Si la définition de ce qui constitue un acte ou une entreprise terroriste ne sera donc très probablement pas revue dans le cadre du renforcement des mesures antiterroristes, Serge Urbany met aussi en garde devant un autre danger : la confusion entre le Service de renseignement et la police. Car ce sera notamment sur base d’informations provenant du Srel que le danger pour la sécurité nationale sera évalué.

Or, le projet de loi portant réorganisation du Srel prévoit d’inclure la notion d’« extrémisme » dans le champ de ses missions.

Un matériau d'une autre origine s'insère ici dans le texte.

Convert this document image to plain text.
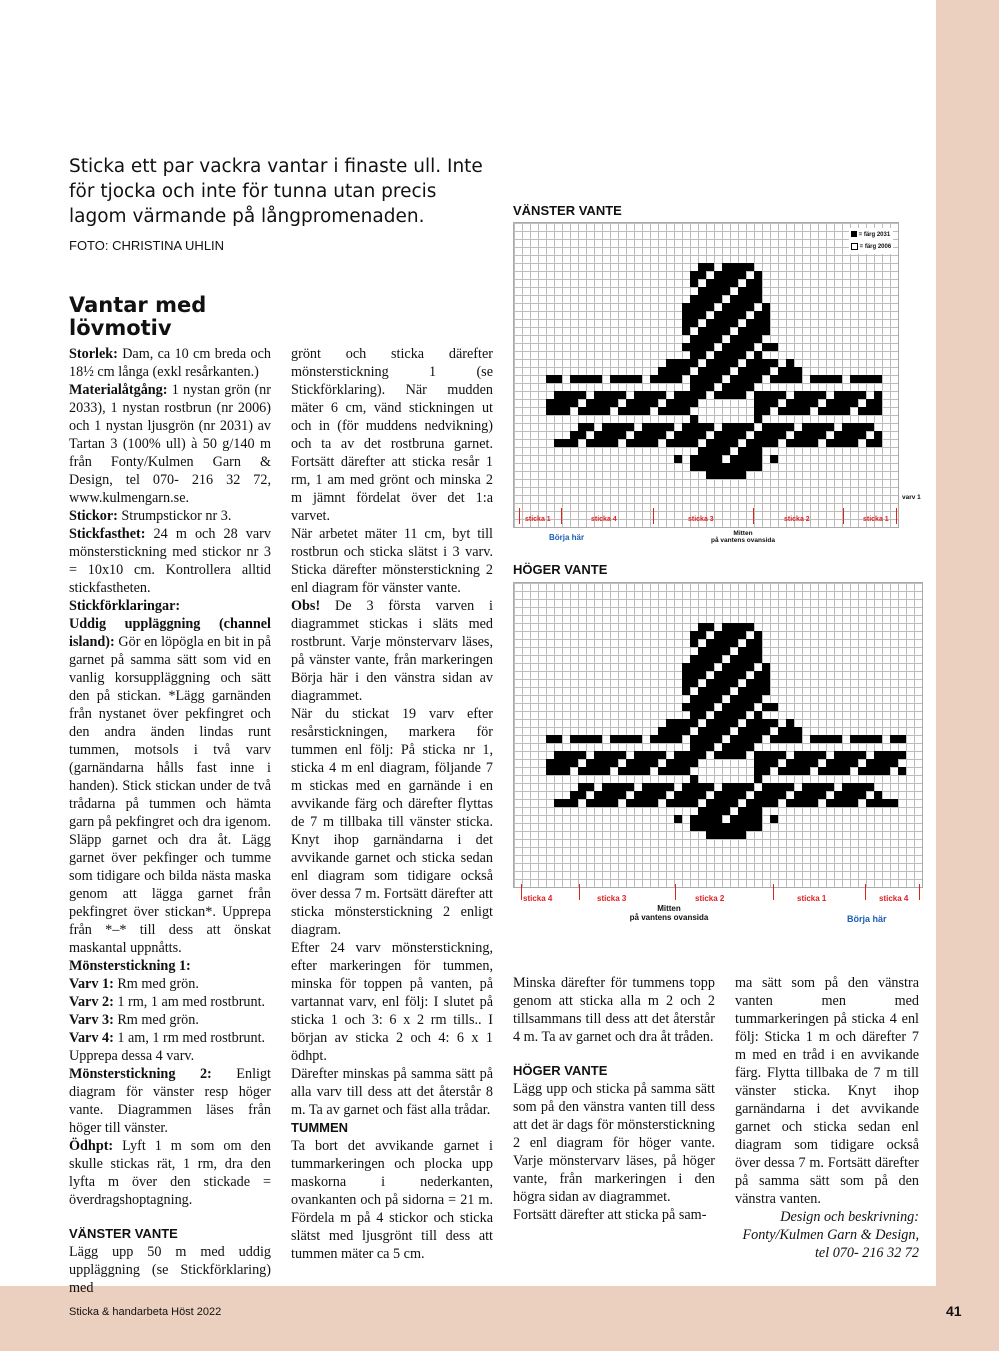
Sticka ett par vackra vantar i finaste ull. Inte för tjocka och inte för tunna utan precis lagom värmande på långpromenaden.
FOTO: CHRISTINA UHLIN
Vantar med lövmotiv

Storlek: Dam, ca 10 cm breda och 18½ cm långa (exkl resårkanten.)

Materialåtgång: 1 nystan grön (nr 2033), 1 nystan rostbrun (nr 2006) och 1 nystan ljusgrön (nr 2031) av Tartan 3 (100% ull) à 50 g/140 m från Fonty/Kulmen Garn & Design, tel 070- 216 32 72, www.kulmengarn.se.

Stickor: Strumpstickor nr 3.

Stickfasthet: 24 m och 28 varv mönsterstickning med stickor nr 3 = 10x10 cm. Kontrollera alltid stickfastheten.

Stickförklaringar:

Uddig uppläggning (channel island): Gör en löpögla en bit in på garnet på samma sätt som vid en vanlig korsuppläggning och sätt den på stickan. *Lägg garnänden från nystanet över pekfingret och den andra änden lindas runt tummen, motsols i två varv (garnändarna hålls fast inne i handen). Stick stickan under de två trådarna på tummen och hämta garn på pekfingret och dra igenom. Släpp garnet och dra åt. Lägg garnet över pekfinger och tumme som tidigare och bilda nästa maska genom att lägga garnet från pekfingret över stickan*. Upprepa från *–* till dess att önskat maskantal uppnåtts.

Mönsterstickning 1:

Varv 1: Rm med grön.

Varv 2: 1 rm, 1 am med rostbrunt.

Varv 3: Rm med grön.

Varv 4: 1 am, 1 rm med rostbrunt.

Upprepa dessa 4 varv.

Mönsterstickning 2: Enligt diagram för vänster resp höger vante. Diagrammen läses från höger till vänster.

Ödhpt: Lyft 1 m som om den skulle stickas rät, 1 rm, dra den lyfta m över den stickade = överdragshoptagning.

VÄNSTER VANTE

Lägg upp 50 m med uddig uppläggning (se Stickförklaring) med

grönt och sticka därefter mönsterstickning 1 (se Stickförklaring). När mudden mäter 6 cm, vänd stickningen ut och in (för muddens nedvikning) och ta av det rostbruna garnet. Fortsätt därefter att sticka resår 1 rm, 1 am med grönt och minska 2 m jämnt fördelat över det 1:a varvet.

När arbetet mäter 11 cm, byt till rostbrun och sticka slätst i 3 varv. Sticka därefter mönsterstickning 2 enl diagram för vänster vante.

Obs! De 3 första varven i diagrammet stickas i släts med rostbrunt. Varje mönstervarv läses, på vänster vante, från markeringen Börja här i den vänstra sidan av diagrammet.

När du stickat 19 varv efter resårstickningen, markera för tummen enl följ: På sticka nr 1, sticka 4 m enl diagram, följande 7 m stickas med en garnände i en avvikande färg och därefter flyttas de 7 m tillbaka till vänster sticka. Knyt ihop garnändarna i det avvikande garnet och sticka sedan enl diagram som tidigare också över dessa 7 m. Fortsätt därefter att sticka mönsterstickning 2 enligt diagram.

Efter 24 varv mönsterstickning, efter markeringen för tummen, minska för toppen på vanten, på vartannat varv, enl följ: I slutet på sticka 1 och 3: 6 x 2 rm tills.. I början av sticka 2 och 4: 6 x 1 ödhpt.

Därefter minskas på samma sätt på alla varv till dess att det återstår 8 m. Ta av garnet och fäst alla trådar.

TUMMEN

Ta bort det avvikande garnet i tummarkeringen och plocka upp maskorna i nederkanten, ovankanten och på sidorna = 21 m. Fördela m på 4 stickor och sticka slätst med ljusgrönt till dess att tummen mäter ca 5 cm.

Minska därefter för tummens topp genom att sticka alla m 2 och 2 tillsammans till dess att det återstår 4 m. Ta av garnet och dra åt tråden.

HÖGER VANTE

Lägg upp och sticka på samma sätt som på den vänstra vanten till dess att det är dags för mönsterstickning 2 enl diagram för höger vante. Varje mönstervarv läses, på höger vante, från markeringen i den högra sidan av diagrammet.

Fortsätt därefter att sticka på sam-

ma sätt som på den vänstra vanten men med tummarkeringen på sticka 4 enl följ: Sticka 1 m och därefter 7 m med en tråd i en avvikande färg. Flytta tillbaka de 7 m till vänster sticka. Knyt ihop garnändarna i det avvikande garnet och sticka sedan enl diagram som tidigare också över dessa 7 m. Fortsätt därefter på samma sätt som på den vänstra vanten.

Design och beskrivning: Fonty/Kulmen Garn & Design, tel 070- 216 32 72

VÄNSTER VANTE
= färg 2031
= färg 2006
varv 1
sticka 1	sticka 4	sticka 3	sticka 2	sticka 1
Börja här	Mitten
på vantens ovansida
HÖGER VANTE
sticka 4	sticka 3	sticka 2	sticka 1	sticka 4
Mitten
på vantens ovansida	Börja här
Sticka & handarbeta Höst 2022	41
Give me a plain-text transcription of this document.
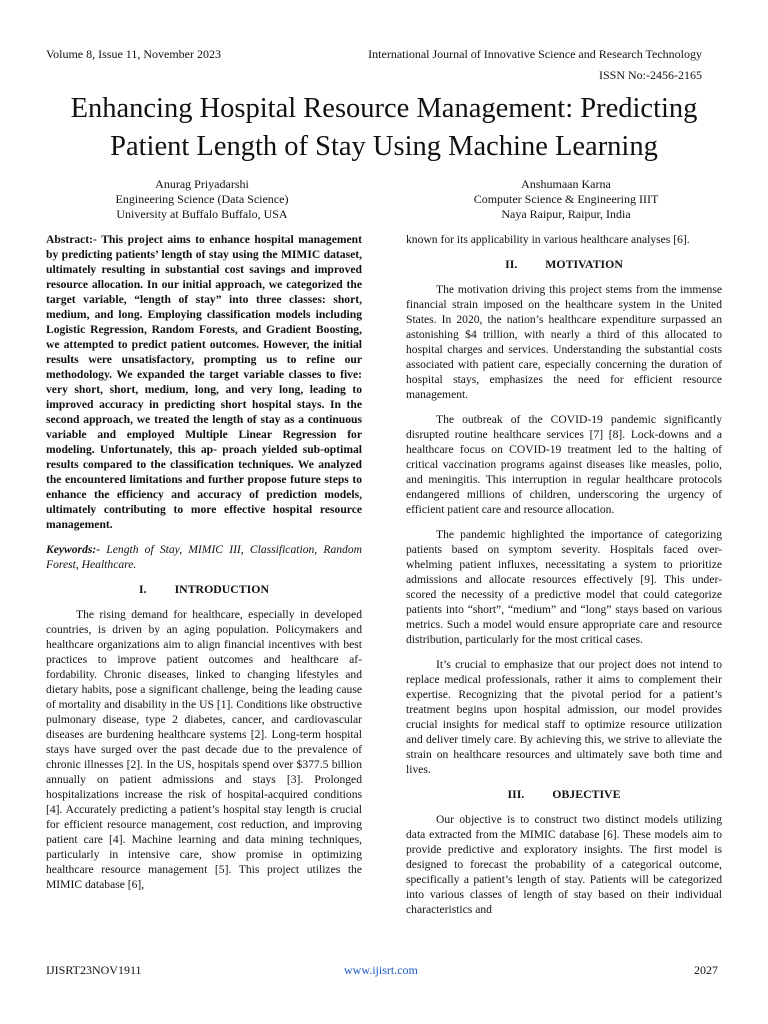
Volume 8, Issue 11, November 2023	International Journal of Innovative Science and Research Technology
ISSN No:-2456-2165
Enhancing Hospital Resource Management: Predicting Patient Length of Stay Using Machine Learning
Anurag Priyadarshi
Engineering Science (Data Science)
University at Buffalo Buffalo, USA
Anshumaan Karna
Computer Science & Engineering IIIT
Naya Raipur, Raipur, India

Abstract:- This project aims to enhance hospital management by predicting patients’ length of stay using the MIMIC dataset, ultimately resulting in substantial cost savings and improved resource allocation. In our initial approach, we categorized the target variable, “length of stay” into three classes: short, medium, and long. Employing classification models including Logistic Regression, Random Forests, and Gradient Boosting, we attempted to predict patient outcomes. However, the initial results were unsatisfactory, prompting us to refine our methodology. We expanded the target variable classes to five: very short, short, medium, long, and very long, leading to improved accuracy in predicting short hospital stays. In the second approach, we treated the length of stay as a continuous variable and employed Multiple Linear Regression for modeling. Unfortunately, this ap- proach yielded sub-optimal results compared to the classification techniques. We analyzed the encountered limitations and further propose future steps to enhance the efficiency and accuracy of prediction models, ultimately contributing to more effective hospital resource management.

Keywords:- Length of Stay, MIMIC III, Classification, Random Forest, Healthcare.

I. INTRODUCTION

The rising demand for healthcare, especially in developed countries, is driven by an aging population. Policymakers and healthcare organizations aim to align financial incentives with best practices to improve patient outcomes and healthcare af- fordability. Chronic diseases, linked to changing lifestyles and dietary habits, pose a significant challenge, being the leading cause of mortality and disability in the US [1]. Conditions like obstructive pulmonary disease, type 2 diabetes, cancer, and cardiovascular diseases are burdening healthcare systems [2]. Long-term hospital stays have surged over the past decade due to the prevalence of chronic illnesses [2]. In the US, hospitals spend over $377.5 billion annually on patient admissions and stays [3]. Prolonged hospitalizations increase the risk of hospital-acquired conditions [4]. Accurately predicting a patient’s hospital stay length is crucial for efficient resource management, cost reduction, and improving patient care [4]. Machine learning and data mining techniques, particularly in intensive care, show promise in optimizing healthcare resource management [5]. This project utilizes the MIMIC database [6],

known for its applicability in various healthcare analyses [6].

II. MOTIVATION

The motivation driving this project stems from the immense financial strain imposed on the healthcare system in the United States. In 2020, the nation’s healthcare expenditure surpassed an astonishing $4 trillion, with nearly a third of this allocated to hospital charges and services. Understanding the substantial costs associated with patient care, especially concerning the duration of hospital stays, emphasizes the need for efficient resource management.

The outbreak of the COVID-19 pandemic significantly disrupted routine healthcare services [7] [8]. Lock-downs and a healthcare focus on COVID-19 treatment led to the halting of critical vaccination programs against diseases like measles, polio, and meningitis. This interruption in regular healthcare protocols endangered millions of children, underscoring the urgency of efficient patient care and resource allocation.

The pandemic highlighted the importance of categorizing patients based on symptom severity. Hospitals faced over- whelming patient influxes, necessitating a system to prioritize admissions and allocate resources effectively [9]. This under- scored the necessity of a predictive model that could categorize patients into “short”, “medium” and “long” stays based on various metrics. Such a model would ensure appropriate care and resource distribution, particularly for the most critical cases.

It’s crucial to emphasize that our project does not intend to replace medical professionals, rather it aims to complement their expertise. Recognizing that the pivotal period for a patient’s treatment begins upon hospital admission, our model provides crucial insights for medical staff to optimize resource utilization and deliver timely care. By achieving this, we strive to alleviate the strain on healthcare resources and ultimately save both time and lives.

III. OBJECTIVE

Our objective is to construct two distinct models utilizing data extracted from the MIMIC database [6]. These models aim to provide predictive and exploratory insights. The first model is designed to forecast the probability of a categorical outcome, specifically a patient’s length of stay. Patients will be categorized into various classes of length of stay based on their individual characteristics and

IJISRT23NOV1911	www.ijisrt.com	2027
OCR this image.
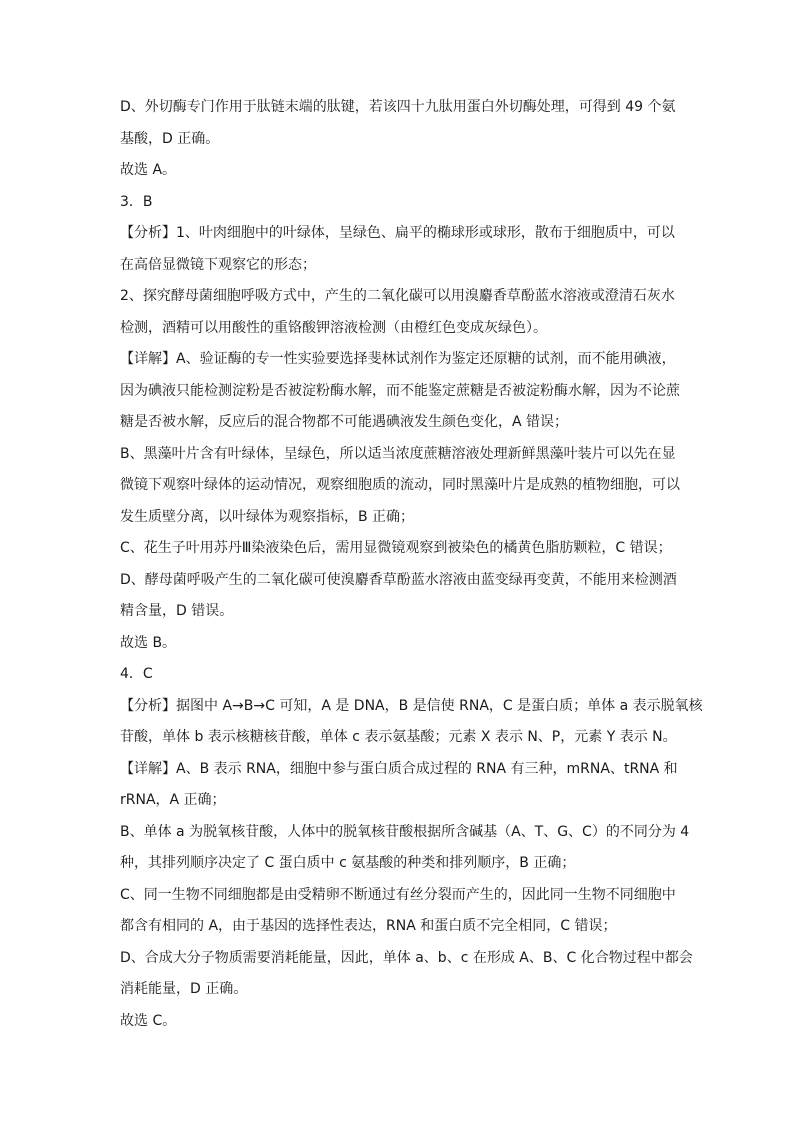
D、外切酶专门作用于肽链末端的肽键，若该四十九肽用蛋白外切酶处理，可得到 49 个氨
基酸，D 正确。
故选 A。
3．B
【分析】1、叶肉细胞中的叶绿体，呈绿色、扁平的椭球形或球形，散布于细胞质中，可以
在高倍显微镜下观察它的形态；
2、探究酵母菌细胞呼吸方式中，产生的二氧化碳可以用溴麝香草酚蓝水溶液或澄清石灰水
检测，酒精可以用酸性的重铬酸钾溶液检测（由橙红色变成灰绿色）。
【详解】A、验证酶的专一性实验要选择斐林试剂作为鉴定还原糖的试剂，而不能用碘液，
因为碘液只能检测淀粉是否被淀粉酶水解，而不能鉴定蔗糖是否被淀粉酶水解，因为不论蔗
糖是否被水解，反应后的混合物都不可能遇碘液发生颜色变化，A 错误；
B、黑藻叶片含有叶绿体，呈绿色，所以适当浓度蔗糖溶液处理新鲜黑藻叶装片可以先在显
微镜下观察叶绿体的运动情况，观察细胞质的流动，同时黑藻叶片是成熟的植物细胞，可以
发生质壁分离，以叶绿体为观察指标，B 正确；
C、花生子叶用苏丹Ⅲ染液染色后，需用显微镜观察到被染色的橘黄色脂肪颗粒，C 错误；
D、酵母菌呼吸产生的二氧化碳可使溴麝香草酚蓝水溶液由蓝变绿再变黄，不能用来检测酒
精含量，D 错误。
故选 B。
4．C
【分析】据图中 A→B→C 可知，A 是 DNA，B 是信使 RNA，C 是蛋白质；单体 a 表示脱氧核
苷酸，单体 b 表示核糖核苷酸，单体 c 表示氨基酸；元素 X 表示 N、P，元素 Y 表示 N。
【详解】A、B 表示 RNA，细胞中参与蛋白质合成过程的 RNA 有三种，mRNA、tRNA 和
rRNA，A 正确；
B、单体 a 为脱氧核苷酸，人体中的脱氧核苷酸根据所含碱基（A、T、G、C）的不同分为 4
种，其排列顺序决定了 C 蛋白质中 c 氨基酸的种类和排列顺序，B 正确；
C、同一生物不同细胞都是由受精卵不断通过有丝分裂而产生的，因此同一生物不同细胞中
都含有相同的 A，由于基因的选择性表达，RNA 和蛋白质不完全相同，C 错误；
D、合成大分子物质需要消耗能量，因此，单体 a、b、c 在形成 A、B、C 化合物过程中都会
消耗能量，D 正确。
故选 C。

Une notion encore plus floue que celle de « terrorisme », définie par l’exposé des motifs du projet de loi comme des comportements visant « à encourager ou à approuver le recours à la violence ou à d’autres formes de comportements extrêmes afin de promouvoir des idées et d’apporter des changements de fond politiques, économiques, sociaux ou religieux ». Pour Serge Urbany, les dossiers du Srel contiennent déjà aujourd’hui des « ennemis d’État plutôt que des terroristes ».

Si Bettel, comme le ministre de la Justice Braz, affirment donc que « ces mesures ne seront appliquées qu’en cas de menace terroriste ou pour la sécurité de l’État », la définition de ce qui est une « menace terroriste » reste floue. La porte à d’éventuels abus est grande ouverte. Surtout quand on sait de quelle manière le Srel a, dans le passé, abusé de ses pouvoirs. Et Urbany de rappeler que « la seule forme de terrorisme » que le Luxembourg ait connue ces dernières décennies, c’était les attentats à la bombe des « Bommeleeër », « protégés par les services de sécurité ». À qui les mesures annoncées par Bettel confèrent toujours plus de pouvoirs.